On the other end of the spectrum, Klein said, Egypt doubles the rest of the world in enforcing contracts in terms of number of procedures, cost, and time. “There are long delays in the system, and there is a need to establish specialized courts that might speed that up.

Establishing a credit bureau is another way Egypt can enhance its business start-up procedures. “Credit bureaus are important because they create information on people and whether or not they pay back their loans. And when banks have this information, they get more aggressive on lending.

He pointed out that when a country facilitates its business environment by, for example, cutting costs of property registration or reducing tax rates, business expands. In turn, this means more revenues for the country.

“There exists a positive correlation between reform efforts and investment returns in a country, he said. “The easier the business environment is, the more companies are created in a country year after year.

“The more reforms, the higher the returns for investors. And investors like to go to a country where the business environment is improving, he said. “The trick is to pick a country where the system is still difficult but where the country is aggressive on reform.because more reforms mean higher equity returns.

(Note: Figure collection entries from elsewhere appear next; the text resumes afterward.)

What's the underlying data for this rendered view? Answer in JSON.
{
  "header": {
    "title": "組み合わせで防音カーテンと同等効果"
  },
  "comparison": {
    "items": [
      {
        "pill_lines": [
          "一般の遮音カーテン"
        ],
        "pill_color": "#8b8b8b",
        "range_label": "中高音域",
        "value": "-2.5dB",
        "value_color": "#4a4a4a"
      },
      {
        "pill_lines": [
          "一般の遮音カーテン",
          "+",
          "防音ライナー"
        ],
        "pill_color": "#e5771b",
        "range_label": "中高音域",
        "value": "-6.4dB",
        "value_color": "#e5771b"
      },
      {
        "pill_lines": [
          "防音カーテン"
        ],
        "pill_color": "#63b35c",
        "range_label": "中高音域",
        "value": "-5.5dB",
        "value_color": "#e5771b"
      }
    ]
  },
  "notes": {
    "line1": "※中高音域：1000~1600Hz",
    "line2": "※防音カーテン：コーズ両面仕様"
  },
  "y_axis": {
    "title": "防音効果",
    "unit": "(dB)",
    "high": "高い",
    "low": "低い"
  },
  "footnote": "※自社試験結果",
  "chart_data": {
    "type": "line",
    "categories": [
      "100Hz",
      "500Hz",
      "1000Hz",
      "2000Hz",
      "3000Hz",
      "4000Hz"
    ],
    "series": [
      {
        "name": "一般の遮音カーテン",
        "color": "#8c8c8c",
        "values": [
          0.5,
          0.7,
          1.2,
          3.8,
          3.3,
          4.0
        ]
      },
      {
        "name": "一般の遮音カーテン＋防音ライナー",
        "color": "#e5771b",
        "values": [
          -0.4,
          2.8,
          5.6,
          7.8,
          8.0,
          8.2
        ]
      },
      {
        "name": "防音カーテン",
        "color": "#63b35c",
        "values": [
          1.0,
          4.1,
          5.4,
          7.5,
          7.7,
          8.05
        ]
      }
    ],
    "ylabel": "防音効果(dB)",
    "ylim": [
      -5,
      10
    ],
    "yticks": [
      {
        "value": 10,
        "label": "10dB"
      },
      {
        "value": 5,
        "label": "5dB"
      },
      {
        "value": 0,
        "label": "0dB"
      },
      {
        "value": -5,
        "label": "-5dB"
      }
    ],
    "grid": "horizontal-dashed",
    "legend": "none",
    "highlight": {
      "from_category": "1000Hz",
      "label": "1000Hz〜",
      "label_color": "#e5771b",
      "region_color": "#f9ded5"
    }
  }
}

When a country facilitates its business procedures, he added, it also creates more employment at better salaries because people can get out of the informal sector. “More complexity gives rise to more corruption, while a simpler business environment helps people move from the informal to the formal.

Indeed, Egypt’s efforts to facilitate business in the last years are starting to bear fruit, attracting investors and generating growth. Foreign direct investment, in particular, has grown from a few millions to $11.1 billion, which constitutes 8.6 percent of GDP.

“Every business procedure that gets improved such as paying taxes is in the public’s best interest, regardless of whether they are business people or not, said Minister of Investment Mahmoud Mohieldin. “Improving our ranking will deliver more jobs, generate more income, and eventually alleviate poverty.

Next year’s Doing Business Report will broaden its range to include new indicators: transparency and procurement laws, corruption rates, and infrastructure, measuring what it takes for a business to connect to telecommunication, electricity, and water facilities.

“If the reform process is sustained, Egypt will have a very good chance to go up the ladder in next year’s ranking, Klein said. “Egypt jumped 39 places in one year, and thus it is very realistic for Egypt to jump from the current 126 to the [early] 100s in a very short time.